La administración Trump ha atacado a Massachusetts como su próxima ubicación para comenzar a arrestar y deportar a los inmigrantes, confirmó un funcionario del Departamento de Seguridad Nacional a NBC News el sábado.
El DHS y su brazo de inmigración y cumplimiento de aduanas de los Estados Unidos llaman a la Operación Patriota 2.0, modificando el nombre de un aumento de la deportación de mayo que condujo al arresto de 1.500 personas en el estado, según los informes.
Un portavoz de DHS no respondió de inmediato a una solicitud de comentarios.
Se espera que la operación dure varias semanas, dijo el New York Times, citando fuentes no identificadas con conocimiento del asunto. Una de las fuentes le dijo a The Times que Patriot 2.0 se centró en atacar a los inmigrantes que habían sido liberados de la custodia a pesar de los agentes de hielo que intentaban recogerlos de las cárceles locales.
No estaba claro de inmediato cuántos oficiales federales estuvieron involucrados en la represión, lo que se produce cuando Chicago se prepara para un aumento de las deportaciones de la administración Trump en la tercera ciudad estadounidense más grande.
NBC10 Boston citó una declaración de un portavoz del DHS como una réplica de las llamadas políticas santuario de la alcaldesa de Boston Michelle Wu.
«Las políticas santuario como las impulsadas por el alcalde Wu no solo atraen y albergan a los delincuentes, sino que también colocan estas amenazas de seguridad pública por encima de los intereses de los ciudadanos estadounidenses respetuosos de la ley.

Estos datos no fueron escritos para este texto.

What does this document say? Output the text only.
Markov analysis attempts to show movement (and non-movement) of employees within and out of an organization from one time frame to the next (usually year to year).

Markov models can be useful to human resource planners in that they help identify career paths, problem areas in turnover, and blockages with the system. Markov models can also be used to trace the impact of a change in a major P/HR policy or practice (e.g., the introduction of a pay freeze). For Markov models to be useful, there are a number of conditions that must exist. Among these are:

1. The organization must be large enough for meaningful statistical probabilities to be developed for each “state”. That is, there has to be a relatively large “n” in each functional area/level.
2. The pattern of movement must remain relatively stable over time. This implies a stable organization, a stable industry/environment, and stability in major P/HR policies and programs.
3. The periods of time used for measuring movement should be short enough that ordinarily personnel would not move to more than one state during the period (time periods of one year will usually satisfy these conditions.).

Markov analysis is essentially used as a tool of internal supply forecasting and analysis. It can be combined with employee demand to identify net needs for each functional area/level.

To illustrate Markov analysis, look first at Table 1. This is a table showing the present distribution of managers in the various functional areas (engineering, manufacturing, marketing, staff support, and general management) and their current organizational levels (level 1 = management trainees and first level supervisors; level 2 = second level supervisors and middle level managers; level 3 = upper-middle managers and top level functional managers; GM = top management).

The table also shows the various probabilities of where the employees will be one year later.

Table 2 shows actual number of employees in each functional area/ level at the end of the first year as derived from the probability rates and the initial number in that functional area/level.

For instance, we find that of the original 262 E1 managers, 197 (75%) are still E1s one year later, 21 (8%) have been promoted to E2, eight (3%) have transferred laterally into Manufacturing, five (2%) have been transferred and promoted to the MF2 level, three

ICE está deteniendo a los delincuentes sexuales, pedófilos, asesinos, traficantes de drogas y pandilleros liberados por las autoridades locales», dijo el comunicado por NBC10.
Las tensiones entre Wu y la administración Trump se han estado construyendo desde marzo cuando Wu testificó ante el Congreso junto con otros tres alcaldes democráticos para defender las políticas de inmigración de sus ciudades, específicamente las llamadas leyes santuario de la ciudad que limitan la cooperación estatal y local de la aplicación de la ley con la aplicación federal de inmigración y la aduana (ICE).
Los críticos de estas políticas afirman que las leyes de santuario socavan la capacidad de la policía federal para arrestar y deportar a las personas con antecedentes penales.
Como parte de la ofensiva contra la inmigración de la administración Trump, ha presionado las deportaciones masivas y el objetivo de las «ciudades santuario» en particular.
Wu ha defendido las políticas de su ciudad en una carta al Fiscal General de los Estados Unidos, Pam Bondi, «la ciudad de Boston es la ciudad más segura de Estados Unidos», escribió. «Nuestro progreso es el resultado de décadas de vigilancia comunitaria y asociación entre la aplicación de la ley local y los líderes comunitarios, que comparten un compromiso de hacer de Boston un hogar seguro y acogedor para todos».
En respuesta, el director interino de ICE, Todd Lyons, dijo que la agencia tenía la intención de «inundar la zona, especialmente en las jurisdicciones santuario».
A medida que avanza la amenaza de acciones federales, Wu dijo la semana pasada que su administración se estaba preparando activamente para la posibilidad de un despliegue de la Guardia Nacional Federal.
Wu también dijo que su administración estaba revisando precedentes legales relevantes y trabajando «muy de cerca» con los miembros de la comunidad «para garantizar que las personas sepan lo que está sucediendo y que esto no es algo que sea necesario o deseado o legalmente sólido».